The holidays really started for them on the previous Friday, which was July the 14th .

The House returned on September the 5th.

That makes it seven weeks and a day for them to lounge about trying to come up with some old flannel about how it wasn't really a holiday at all and they were really working hard for their constituents.

Oddly, September 5th is a Tuesday. Which means that they didn't really get back to doing anything 'till Wednesday, and really, why bother to come back early for a short week, so they were back at it on the following Monday.

That gave them a full three days at the office before the commencement of their next holiday, which they call 'Conference'.

Conference recess runs from the 14th September for over three weeks during which time the main parties have their away-days.

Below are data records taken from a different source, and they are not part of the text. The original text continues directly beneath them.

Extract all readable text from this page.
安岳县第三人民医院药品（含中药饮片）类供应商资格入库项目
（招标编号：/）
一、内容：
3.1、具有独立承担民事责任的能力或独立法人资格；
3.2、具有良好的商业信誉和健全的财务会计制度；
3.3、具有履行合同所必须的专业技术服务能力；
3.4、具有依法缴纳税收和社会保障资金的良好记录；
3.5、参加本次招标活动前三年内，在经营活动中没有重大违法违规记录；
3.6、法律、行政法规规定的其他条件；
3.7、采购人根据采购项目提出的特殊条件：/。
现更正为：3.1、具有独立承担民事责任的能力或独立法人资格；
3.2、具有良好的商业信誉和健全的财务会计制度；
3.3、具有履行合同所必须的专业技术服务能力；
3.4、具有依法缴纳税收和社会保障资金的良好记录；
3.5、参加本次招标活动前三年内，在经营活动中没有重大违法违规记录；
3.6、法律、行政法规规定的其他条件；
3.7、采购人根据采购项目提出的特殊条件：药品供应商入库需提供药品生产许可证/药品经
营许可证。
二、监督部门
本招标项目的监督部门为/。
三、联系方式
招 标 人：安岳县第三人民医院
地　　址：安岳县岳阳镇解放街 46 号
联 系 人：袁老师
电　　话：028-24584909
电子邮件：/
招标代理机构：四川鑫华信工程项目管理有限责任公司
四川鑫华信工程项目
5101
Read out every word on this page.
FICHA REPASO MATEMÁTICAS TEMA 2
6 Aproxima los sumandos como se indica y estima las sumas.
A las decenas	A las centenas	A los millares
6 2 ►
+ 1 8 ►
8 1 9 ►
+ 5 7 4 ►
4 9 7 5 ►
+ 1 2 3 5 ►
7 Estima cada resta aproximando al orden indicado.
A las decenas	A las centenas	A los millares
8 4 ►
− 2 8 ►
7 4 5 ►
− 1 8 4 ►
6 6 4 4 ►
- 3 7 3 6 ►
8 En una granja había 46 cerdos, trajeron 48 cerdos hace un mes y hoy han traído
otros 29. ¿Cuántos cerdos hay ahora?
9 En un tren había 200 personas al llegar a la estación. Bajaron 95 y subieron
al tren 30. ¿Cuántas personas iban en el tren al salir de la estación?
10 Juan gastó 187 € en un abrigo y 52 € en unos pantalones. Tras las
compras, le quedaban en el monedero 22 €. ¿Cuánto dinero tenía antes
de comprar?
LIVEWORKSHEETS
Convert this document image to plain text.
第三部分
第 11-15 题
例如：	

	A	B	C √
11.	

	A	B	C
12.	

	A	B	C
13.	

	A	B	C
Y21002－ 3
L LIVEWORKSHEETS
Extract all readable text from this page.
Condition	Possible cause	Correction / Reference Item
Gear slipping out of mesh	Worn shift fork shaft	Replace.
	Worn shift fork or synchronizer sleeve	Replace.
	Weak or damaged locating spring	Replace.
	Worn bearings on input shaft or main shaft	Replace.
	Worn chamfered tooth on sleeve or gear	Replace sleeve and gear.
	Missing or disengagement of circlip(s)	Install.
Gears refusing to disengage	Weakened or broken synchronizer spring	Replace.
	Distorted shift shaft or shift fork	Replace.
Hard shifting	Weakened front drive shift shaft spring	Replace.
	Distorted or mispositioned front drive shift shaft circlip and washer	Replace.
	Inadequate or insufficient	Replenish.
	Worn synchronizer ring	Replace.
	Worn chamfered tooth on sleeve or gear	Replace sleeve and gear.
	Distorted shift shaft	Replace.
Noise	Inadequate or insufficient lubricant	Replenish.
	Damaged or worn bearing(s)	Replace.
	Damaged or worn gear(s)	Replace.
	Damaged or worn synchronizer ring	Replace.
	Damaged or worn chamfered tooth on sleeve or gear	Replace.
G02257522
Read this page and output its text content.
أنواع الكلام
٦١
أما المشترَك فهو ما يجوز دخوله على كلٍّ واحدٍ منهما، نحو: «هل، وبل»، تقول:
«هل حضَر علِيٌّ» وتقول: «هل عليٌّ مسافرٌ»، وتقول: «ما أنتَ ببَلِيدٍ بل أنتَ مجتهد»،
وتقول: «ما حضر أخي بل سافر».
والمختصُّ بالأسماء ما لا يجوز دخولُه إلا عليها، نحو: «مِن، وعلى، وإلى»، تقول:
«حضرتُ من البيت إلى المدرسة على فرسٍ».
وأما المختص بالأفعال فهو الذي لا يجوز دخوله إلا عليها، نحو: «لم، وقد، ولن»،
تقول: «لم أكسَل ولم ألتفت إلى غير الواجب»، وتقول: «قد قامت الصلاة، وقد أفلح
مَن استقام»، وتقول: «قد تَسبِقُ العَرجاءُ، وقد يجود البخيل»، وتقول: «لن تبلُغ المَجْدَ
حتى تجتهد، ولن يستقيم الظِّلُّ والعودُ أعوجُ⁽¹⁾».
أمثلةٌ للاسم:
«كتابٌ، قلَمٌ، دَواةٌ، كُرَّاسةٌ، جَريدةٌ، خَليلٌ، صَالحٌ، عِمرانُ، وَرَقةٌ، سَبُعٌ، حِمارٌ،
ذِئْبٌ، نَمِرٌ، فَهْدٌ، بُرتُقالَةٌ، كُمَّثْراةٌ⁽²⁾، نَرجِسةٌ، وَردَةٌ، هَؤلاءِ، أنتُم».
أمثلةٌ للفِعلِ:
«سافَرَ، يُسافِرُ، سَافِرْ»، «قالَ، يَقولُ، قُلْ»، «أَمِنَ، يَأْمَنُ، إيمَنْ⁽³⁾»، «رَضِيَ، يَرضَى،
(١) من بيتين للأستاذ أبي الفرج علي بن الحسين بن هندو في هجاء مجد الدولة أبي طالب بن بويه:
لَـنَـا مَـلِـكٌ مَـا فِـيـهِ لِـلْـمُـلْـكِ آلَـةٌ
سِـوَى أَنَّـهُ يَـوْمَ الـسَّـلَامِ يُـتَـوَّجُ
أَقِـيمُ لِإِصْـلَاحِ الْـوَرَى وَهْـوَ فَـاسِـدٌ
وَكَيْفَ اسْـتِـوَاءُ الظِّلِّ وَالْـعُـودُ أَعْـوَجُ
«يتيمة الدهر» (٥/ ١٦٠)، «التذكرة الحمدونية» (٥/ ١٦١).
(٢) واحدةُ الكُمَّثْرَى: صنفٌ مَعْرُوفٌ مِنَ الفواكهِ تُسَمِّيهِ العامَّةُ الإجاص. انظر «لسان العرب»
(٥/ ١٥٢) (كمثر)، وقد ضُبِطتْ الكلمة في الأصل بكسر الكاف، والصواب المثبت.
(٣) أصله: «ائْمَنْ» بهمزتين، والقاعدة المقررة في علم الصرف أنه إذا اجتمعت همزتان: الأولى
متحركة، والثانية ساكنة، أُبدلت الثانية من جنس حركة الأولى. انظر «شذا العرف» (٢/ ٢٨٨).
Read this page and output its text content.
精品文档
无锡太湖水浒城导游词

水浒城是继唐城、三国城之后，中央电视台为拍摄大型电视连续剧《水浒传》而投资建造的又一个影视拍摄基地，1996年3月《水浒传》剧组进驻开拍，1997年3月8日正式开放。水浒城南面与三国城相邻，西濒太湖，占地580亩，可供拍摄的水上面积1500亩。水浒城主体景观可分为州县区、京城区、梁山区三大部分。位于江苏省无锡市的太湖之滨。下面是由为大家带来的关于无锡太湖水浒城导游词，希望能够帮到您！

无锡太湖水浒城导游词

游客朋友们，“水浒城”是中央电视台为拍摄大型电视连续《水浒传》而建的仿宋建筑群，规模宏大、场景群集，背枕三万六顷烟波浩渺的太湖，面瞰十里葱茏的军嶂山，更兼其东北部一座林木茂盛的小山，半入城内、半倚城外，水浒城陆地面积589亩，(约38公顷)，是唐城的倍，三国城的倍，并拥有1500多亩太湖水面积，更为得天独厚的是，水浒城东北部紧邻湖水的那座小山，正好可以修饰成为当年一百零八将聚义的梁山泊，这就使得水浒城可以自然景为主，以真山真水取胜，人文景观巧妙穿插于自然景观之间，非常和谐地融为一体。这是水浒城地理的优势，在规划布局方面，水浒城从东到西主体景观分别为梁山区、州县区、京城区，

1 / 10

The attendees will be forced to rough it in five-star hotels and live with the very real possibility that their mini-bar might run out.

Conference season involves much drunken debauchery and the sight of elderly men trying to avail themselves of the delights of their carefully selected youthful assistants.

They say that politics is show business for ugly people and that may be true but a brief tour of the Palace of Westminster impressed upon me that the politicians' young staff seem to be unusually gifted in the looks department.

They will come into their own while staying away with their masters at their various conferences.

They will all be highly qualified, or willing to occupy a connecting room.

The country is going through probably the most testing time since the Second World War, and our elected representatives are enjoying more breaks from activity than a nursery school toddler.

We have it constantly impressed upon us that this is a time of great uncertainty, what with Brexit and ISIS and the threats coming from North Korea but our lawmakers are always out to lunch.

Judith Chalmers never took so many holidays.

The Liberal Democrat conference is first up and begins next week in Bournemouth.

This is followed by Labour's jolly in Brighton and lastly the Tories go mad in Manchester. This last one starts on the 1st of October, a full two weeks after the parliamentary recess begins.

As they are the party that is supposed to be running the country at the moment, would it be too much to ask that they forgo the extra break and get on with their jobs in the meantime?

It is not as though they do not have anything pressing to do.

The Brexit negotiations need constant fine tuning and a delicate touch, ISIS require the close attention of the Prime Minister and her security personnel and that Kim Jong-un isn't going to topple himself.

He is a human Weeble – he may wobble but he won't fall down.

Still, the problems of the nation will have their complete focus when parliament returns on the 9th of October, when there will be just one short week of holiday left for them to take before they swan of for another three weeks over Christmas.

And to think, they only charge us £76,000 a year for their service.

Imagine what they would cost if they were full time.